Exciting, right? Is your pulse pounding yet? Sure it is.
Nonetheless, I maintain that this is a terrible way to start a novel.
Why do I say that? First, because it’s glaringly obvious that the hero is going to escape from this gruesome death-trap. (And indeed, on page 3 the nasty guys have gone into their shack because it’s raining and sleeting, and then he finds a sharp rock and starts sawing at the ropes, and bingo, he’s free.) There is no actual suspense in the opening: It’s a hoax. If the hero were actually tortured and killed on page 3, there would be no book! So the fact that he is going to escape is never in doubt.
Second, if you start a book with such an intense situation, what’s your follow-up? The writer can’t possibly sustain that level of danger for 450 pages. (And that’s just Book I; apparently there are three books in this particular segment of the saga.) The story is almost certain to sag rather than building.
To be sure, the writer can try to sustain the tension. Flipping through the book at random, I quickly find a page with a mention of assassination, another where the body of a murdered man is carried into a castle, and another where some character’s “wound was hugely swollen and leaking stinking pus.” Such a surfeit of grinding grimness may appeal to a few readers — those who are so numb to start with that only a steady diet of tooth and claw can give them, for an hour or two, the illusion that they’re still alive. But if you aren’t numb to start with, you soon will be.

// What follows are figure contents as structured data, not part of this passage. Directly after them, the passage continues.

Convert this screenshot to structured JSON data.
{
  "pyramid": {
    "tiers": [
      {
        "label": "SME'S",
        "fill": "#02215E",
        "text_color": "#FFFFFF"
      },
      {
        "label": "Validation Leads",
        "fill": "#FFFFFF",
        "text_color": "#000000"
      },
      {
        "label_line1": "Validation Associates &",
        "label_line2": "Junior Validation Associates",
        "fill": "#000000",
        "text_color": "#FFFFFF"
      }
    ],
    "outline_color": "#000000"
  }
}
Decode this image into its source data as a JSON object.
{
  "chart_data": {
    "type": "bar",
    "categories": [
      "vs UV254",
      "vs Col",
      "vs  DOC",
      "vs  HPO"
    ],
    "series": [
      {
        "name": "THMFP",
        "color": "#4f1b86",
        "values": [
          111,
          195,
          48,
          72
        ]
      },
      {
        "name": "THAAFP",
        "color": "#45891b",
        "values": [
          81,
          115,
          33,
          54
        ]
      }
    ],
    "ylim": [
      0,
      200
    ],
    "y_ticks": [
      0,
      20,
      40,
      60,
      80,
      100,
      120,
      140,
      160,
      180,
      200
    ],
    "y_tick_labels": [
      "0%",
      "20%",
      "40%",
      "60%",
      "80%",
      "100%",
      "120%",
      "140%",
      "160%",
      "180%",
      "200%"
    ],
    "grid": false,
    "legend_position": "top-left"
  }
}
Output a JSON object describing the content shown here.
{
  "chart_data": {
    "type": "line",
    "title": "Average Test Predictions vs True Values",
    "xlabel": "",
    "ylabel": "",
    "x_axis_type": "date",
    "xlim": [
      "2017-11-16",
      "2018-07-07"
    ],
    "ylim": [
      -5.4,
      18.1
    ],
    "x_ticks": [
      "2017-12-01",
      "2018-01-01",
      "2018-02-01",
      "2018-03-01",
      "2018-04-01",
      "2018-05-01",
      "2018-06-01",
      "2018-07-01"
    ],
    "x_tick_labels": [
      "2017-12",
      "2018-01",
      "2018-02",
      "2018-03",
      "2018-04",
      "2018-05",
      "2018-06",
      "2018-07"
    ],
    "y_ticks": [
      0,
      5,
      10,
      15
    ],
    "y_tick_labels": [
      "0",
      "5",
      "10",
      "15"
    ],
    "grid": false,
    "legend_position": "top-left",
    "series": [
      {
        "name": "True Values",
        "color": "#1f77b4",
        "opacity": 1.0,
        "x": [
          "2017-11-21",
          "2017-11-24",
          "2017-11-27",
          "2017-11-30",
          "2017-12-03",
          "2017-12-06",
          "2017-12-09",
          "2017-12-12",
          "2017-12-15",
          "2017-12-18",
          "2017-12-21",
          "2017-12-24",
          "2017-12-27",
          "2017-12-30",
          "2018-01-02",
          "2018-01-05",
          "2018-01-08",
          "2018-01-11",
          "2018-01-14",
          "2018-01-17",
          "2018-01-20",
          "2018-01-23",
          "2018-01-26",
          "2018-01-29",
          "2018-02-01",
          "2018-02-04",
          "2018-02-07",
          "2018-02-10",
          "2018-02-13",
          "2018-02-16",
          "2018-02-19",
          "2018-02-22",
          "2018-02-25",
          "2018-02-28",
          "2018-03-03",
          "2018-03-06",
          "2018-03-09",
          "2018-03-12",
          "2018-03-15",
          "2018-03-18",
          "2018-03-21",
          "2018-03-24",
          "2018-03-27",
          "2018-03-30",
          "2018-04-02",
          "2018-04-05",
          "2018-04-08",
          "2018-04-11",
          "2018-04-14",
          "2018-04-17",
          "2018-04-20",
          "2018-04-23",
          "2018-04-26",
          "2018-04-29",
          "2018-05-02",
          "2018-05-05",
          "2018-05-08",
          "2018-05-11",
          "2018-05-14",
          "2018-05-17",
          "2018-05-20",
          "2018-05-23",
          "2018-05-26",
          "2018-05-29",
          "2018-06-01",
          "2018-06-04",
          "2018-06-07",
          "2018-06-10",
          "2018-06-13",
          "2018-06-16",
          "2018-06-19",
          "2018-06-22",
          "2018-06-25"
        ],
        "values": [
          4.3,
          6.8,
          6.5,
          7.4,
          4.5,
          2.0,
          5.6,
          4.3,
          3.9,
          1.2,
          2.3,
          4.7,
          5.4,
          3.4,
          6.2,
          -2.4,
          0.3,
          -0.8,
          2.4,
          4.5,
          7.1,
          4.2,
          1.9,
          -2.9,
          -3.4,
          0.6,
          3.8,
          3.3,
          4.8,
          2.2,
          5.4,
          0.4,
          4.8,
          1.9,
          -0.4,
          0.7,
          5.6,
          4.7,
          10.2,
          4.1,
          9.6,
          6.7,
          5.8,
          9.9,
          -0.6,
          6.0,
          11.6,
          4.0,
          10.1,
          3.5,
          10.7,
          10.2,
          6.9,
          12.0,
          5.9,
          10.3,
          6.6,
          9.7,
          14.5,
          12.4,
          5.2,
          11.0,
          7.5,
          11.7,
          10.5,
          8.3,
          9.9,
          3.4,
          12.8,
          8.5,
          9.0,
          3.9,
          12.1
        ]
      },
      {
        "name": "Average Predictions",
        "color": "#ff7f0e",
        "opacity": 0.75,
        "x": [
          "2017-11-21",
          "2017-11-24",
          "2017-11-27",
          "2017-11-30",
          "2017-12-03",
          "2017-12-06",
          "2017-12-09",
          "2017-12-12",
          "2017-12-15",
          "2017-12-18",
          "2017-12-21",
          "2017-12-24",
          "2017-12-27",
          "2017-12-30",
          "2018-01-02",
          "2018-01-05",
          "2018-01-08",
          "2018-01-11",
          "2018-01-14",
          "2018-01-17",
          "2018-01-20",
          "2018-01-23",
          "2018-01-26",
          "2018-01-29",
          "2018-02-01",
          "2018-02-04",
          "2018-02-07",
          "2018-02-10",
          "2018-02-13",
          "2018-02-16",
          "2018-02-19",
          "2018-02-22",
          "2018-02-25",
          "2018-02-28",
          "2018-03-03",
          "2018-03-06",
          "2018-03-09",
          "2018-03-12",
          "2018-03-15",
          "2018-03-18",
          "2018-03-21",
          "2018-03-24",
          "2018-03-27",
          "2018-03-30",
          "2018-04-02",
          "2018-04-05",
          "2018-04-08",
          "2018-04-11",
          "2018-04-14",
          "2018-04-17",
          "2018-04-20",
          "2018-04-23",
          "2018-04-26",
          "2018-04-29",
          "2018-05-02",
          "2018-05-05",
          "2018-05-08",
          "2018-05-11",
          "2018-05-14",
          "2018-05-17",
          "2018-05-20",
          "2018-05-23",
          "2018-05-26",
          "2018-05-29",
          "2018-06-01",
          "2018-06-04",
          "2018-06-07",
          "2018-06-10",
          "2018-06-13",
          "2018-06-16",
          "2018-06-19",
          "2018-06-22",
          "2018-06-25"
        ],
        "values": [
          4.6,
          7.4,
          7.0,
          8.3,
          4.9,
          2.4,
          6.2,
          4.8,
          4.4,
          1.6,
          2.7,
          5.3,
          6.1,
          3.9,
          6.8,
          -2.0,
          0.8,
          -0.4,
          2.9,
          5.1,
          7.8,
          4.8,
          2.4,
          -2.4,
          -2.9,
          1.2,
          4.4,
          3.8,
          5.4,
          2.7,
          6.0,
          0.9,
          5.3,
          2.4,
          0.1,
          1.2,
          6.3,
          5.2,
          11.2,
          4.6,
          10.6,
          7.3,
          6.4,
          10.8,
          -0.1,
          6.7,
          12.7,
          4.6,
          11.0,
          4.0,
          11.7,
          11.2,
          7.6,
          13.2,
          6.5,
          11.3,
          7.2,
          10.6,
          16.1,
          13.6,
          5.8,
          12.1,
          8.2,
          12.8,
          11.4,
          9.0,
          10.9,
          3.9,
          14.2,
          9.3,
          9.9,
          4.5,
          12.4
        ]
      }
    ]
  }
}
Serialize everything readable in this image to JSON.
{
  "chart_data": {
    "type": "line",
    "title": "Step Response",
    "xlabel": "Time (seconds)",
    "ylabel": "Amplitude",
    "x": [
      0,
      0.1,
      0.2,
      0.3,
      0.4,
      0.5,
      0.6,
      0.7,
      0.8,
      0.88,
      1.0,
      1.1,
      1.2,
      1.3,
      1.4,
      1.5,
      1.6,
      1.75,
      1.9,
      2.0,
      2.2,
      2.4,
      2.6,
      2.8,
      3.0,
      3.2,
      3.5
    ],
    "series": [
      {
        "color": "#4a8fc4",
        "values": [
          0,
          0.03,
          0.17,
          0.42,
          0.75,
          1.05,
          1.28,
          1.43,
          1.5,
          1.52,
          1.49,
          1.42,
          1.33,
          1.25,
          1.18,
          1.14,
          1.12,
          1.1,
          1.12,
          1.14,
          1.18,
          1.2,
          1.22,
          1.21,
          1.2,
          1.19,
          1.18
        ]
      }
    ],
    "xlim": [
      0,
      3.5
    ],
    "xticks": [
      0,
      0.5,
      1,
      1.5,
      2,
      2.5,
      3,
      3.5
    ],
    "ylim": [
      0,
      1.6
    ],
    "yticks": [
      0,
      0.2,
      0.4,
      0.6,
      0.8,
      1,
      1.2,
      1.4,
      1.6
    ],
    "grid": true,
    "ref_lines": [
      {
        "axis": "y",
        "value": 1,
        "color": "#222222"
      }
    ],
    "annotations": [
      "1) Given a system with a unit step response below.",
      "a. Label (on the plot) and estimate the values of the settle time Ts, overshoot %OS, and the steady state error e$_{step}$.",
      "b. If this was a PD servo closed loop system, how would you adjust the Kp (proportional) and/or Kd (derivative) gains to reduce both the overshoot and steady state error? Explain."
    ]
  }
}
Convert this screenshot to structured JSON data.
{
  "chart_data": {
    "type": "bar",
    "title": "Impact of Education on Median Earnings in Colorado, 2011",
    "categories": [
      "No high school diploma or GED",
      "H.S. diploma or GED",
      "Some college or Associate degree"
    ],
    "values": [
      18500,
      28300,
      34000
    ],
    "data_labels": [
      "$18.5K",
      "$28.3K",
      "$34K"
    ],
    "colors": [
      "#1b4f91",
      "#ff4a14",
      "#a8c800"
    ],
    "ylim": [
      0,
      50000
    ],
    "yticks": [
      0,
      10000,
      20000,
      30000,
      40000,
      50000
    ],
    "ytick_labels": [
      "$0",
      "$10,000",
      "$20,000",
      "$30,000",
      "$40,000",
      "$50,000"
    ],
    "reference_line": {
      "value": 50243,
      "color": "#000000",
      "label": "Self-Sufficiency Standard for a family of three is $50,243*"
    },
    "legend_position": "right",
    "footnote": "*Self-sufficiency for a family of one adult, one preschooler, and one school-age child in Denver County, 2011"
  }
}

Personally, I don’t feel that the highest purpose a novel can aspire to is to stun the reader into passive acceptance of extreme violence. But maybe that’s just me. In any event, I didn’t start this little essay with the intention of complaining about violence in popular fiction. I only wanted to point out that the first page of a story should be honest, not a con game — that is, that the problem facing the lead character should last for more than two pages — and that the opening should leave room for the story to develop in some direction or other. If the opening is too forceful, too extreme, there’s nowhere to go but down.